Closing_smRima Rudd, Sc.D., Harvard T.H.Chan School of Public Health & Michael Villaire, MSLM, Institute for Healthcare Advancement

Dr. Rima Rudd and Michael Villaire closed the conference with their final thoughts and major takeaways. Michael began his summary of the conference proceedings with noting that this was the 15th anniversary of IHA’s Health Literacy conference. This conference has always been a place to get information but also to connect and be together with our “tribe” and health literacy community.

Rima then acknowledged that there is a lot of passion in the room and it had been evident in every conversation she’d been a part of or overheard. But she also noted a loneliness of each professional in their own org/sector and how grateful we all are for the ability to catch up, reconnect, learn best practices from colleagues.

Rima questioned “Where to next?” and surmised that we don’t know where health literacy is going to go. She shared some thoughts from Ceci Doak:

  1. I want to see health literacy become more a part of and integral to the reading community.
  2. Keep up with what’s going on in the field of literacy.
  3. We need to develop partnerships

Imagining next steps can bring us to something exciting and new, somewhere that’s currently unimaginable.

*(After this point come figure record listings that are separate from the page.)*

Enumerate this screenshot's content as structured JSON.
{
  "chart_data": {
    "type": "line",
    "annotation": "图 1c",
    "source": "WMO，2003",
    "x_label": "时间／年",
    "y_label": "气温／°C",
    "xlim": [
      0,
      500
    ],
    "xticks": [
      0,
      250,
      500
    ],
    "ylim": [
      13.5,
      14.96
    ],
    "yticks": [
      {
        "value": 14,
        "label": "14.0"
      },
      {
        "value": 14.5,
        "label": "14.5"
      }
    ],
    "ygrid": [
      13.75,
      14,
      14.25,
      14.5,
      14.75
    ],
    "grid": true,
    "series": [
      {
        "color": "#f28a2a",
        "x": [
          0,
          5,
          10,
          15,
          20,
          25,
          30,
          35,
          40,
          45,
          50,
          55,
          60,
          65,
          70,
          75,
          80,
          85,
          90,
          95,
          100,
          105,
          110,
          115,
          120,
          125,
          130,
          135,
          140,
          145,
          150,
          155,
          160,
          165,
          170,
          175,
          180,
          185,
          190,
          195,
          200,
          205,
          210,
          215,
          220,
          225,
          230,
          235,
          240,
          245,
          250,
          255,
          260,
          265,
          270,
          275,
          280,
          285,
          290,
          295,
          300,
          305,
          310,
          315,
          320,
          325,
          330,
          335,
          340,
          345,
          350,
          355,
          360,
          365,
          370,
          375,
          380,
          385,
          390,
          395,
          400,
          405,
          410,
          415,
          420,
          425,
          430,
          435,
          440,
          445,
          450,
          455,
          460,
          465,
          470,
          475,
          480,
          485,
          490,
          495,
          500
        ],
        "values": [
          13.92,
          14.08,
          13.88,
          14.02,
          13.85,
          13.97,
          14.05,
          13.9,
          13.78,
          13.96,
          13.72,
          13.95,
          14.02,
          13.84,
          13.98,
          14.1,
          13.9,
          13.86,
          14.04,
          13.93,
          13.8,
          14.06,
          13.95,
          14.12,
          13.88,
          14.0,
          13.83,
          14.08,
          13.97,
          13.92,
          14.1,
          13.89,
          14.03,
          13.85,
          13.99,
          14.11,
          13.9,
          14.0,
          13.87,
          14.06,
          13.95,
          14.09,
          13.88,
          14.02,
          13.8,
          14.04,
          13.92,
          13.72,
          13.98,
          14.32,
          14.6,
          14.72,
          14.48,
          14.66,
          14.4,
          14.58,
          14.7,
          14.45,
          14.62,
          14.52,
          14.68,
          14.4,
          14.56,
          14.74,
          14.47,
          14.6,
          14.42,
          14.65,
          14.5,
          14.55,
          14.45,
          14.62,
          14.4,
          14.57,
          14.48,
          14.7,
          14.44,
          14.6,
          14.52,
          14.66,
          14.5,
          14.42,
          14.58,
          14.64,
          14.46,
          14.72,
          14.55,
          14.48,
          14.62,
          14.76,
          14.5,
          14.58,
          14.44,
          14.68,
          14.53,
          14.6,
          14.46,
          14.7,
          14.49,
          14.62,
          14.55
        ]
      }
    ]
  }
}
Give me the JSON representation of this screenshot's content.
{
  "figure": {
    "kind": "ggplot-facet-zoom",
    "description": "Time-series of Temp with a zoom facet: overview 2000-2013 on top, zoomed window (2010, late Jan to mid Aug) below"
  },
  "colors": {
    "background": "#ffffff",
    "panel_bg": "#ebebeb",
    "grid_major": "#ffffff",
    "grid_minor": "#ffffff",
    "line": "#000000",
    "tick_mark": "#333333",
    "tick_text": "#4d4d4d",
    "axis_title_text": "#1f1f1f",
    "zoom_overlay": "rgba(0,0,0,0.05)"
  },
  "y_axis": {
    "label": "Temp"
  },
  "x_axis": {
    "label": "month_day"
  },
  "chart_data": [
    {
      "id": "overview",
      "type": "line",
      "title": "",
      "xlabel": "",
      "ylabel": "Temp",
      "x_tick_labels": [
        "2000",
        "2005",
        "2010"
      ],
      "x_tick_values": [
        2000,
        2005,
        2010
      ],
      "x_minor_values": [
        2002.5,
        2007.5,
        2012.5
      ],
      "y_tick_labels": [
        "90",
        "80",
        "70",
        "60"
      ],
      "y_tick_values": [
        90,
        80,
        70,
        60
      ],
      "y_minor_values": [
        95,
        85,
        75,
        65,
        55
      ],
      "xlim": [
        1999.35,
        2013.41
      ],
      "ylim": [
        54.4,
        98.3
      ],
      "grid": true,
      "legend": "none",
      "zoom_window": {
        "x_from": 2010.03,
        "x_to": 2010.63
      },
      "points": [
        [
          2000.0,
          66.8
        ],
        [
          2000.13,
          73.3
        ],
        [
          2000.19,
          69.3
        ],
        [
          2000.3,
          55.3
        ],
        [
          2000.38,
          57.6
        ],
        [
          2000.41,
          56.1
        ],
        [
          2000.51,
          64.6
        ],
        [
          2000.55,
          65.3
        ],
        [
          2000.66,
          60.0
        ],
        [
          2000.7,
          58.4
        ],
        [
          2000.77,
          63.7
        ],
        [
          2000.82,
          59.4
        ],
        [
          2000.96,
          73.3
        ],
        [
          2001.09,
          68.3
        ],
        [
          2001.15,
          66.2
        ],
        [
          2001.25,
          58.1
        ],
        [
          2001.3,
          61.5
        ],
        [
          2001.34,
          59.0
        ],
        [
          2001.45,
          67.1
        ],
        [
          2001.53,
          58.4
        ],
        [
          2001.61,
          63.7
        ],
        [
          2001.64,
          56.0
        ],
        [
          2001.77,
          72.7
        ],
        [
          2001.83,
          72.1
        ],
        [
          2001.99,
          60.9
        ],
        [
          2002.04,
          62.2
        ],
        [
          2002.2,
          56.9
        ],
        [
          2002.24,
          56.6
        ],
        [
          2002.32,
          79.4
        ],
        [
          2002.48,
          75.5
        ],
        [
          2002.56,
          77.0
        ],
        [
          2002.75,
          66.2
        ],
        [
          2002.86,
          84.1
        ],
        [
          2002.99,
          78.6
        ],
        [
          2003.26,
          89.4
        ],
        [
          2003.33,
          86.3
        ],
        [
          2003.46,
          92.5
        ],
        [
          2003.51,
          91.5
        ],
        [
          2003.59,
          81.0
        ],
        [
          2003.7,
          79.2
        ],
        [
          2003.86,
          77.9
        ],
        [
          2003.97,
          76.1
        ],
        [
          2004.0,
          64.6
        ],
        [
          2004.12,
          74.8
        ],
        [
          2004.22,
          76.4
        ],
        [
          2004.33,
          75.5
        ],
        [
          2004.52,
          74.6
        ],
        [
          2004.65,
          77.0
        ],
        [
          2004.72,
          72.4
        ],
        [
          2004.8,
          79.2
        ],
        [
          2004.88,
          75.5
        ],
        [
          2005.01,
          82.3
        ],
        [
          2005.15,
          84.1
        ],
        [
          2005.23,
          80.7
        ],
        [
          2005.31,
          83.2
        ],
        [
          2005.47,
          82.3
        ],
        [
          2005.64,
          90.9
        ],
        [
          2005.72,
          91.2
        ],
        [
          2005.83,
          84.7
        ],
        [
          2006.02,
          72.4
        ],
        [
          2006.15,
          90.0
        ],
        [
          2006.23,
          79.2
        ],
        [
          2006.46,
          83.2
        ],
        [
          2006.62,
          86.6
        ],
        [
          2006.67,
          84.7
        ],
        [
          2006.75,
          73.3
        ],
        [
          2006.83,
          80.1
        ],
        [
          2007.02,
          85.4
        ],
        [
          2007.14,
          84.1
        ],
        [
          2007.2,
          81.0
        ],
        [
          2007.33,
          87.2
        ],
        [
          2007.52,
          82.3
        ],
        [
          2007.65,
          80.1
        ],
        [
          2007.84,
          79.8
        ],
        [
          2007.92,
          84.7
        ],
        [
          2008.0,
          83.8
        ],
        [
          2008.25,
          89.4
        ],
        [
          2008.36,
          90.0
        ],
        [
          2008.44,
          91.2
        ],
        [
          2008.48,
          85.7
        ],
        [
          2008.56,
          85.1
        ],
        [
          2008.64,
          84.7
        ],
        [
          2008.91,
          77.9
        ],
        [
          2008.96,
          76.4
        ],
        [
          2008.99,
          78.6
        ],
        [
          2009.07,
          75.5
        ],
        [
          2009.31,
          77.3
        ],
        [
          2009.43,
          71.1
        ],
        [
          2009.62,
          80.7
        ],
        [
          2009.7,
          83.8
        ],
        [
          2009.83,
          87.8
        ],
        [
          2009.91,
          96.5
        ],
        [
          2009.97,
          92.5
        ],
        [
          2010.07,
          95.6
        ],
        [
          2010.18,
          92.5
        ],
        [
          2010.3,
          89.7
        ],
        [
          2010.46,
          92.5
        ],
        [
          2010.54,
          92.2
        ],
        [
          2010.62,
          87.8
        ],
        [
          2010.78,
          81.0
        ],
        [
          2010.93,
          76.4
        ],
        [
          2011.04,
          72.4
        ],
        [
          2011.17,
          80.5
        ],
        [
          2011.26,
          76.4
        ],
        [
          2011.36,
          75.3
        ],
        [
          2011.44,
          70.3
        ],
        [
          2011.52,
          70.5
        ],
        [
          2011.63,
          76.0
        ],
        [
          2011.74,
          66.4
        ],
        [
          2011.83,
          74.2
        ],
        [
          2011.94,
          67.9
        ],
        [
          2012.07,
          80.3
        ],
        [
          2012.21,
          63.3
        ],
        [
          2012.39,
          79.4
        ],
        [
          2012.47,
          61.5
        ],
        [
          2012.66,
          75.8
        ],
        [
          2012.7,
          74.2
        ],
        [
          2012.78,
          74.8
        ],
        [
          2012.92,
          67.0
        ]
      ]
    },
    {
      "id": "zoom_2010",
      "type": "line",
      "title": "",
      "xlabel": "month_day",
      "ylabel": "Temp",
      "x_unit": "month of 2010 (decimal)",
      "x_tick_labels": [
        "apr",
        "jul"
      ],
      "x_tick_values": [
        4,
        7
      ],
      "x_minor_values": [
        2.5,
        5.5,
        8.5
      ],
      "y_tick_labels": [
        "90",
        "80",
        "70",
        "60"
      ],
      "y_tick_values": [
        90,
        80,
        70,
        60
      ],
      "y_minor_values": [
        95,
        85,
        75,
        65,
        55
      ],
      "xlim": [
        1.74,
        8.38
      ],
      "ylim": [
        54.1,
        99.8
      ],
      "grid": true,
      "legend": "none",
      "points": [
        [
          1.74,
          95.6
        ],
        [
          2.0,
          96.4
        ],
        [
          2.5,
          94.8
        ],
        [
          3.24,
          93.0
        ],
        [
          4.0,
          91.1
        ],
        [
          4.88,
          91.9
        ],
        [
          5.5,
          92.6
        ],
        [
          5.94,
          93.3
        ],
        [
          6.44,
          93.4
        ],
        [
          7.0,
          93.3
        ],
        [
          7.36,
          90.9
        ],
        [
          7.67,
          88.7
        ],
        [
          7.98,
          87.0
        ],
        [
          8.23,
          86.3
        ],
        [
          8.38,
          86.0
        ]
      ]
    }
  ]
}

In looking to the future, Michael quoted Peter Druker: “The best way to predict the future is to create it”. He noted that this is not the end result of our future visioning process, but it is a very important first step.

Feedback from attendees recognized a need for dialogue, connection, and ability to have uncomfortable discussions and to push each other’s boundaries.  The Health Literacy Discussion Listserv can serve as a safe place to have these conversations.

Another attendee suggested that we are all futurists because this field has grow so much in recent years and did not exist 40 years ago and now we need for action plans for getting to our shared goals. Everyone at this conference and in this field works tirelessly and we are all actors trying to move this field forward.

This conference is all about getting together and working together. We are also bringing new partners and advocates onboard and educating future professionals who will be part of this shared future. Keynote panelist, Susan Reid, summed up the proceedings with a saying from the late Māori elder Sir James Henare: “Kua tawhiti ke to haerenga mai, kia kore e haere tonu. He tino nui rawa ou mahi, kia kore e mahi nui tonu. We have come too far, not to go further. We have done too much, not to do more.”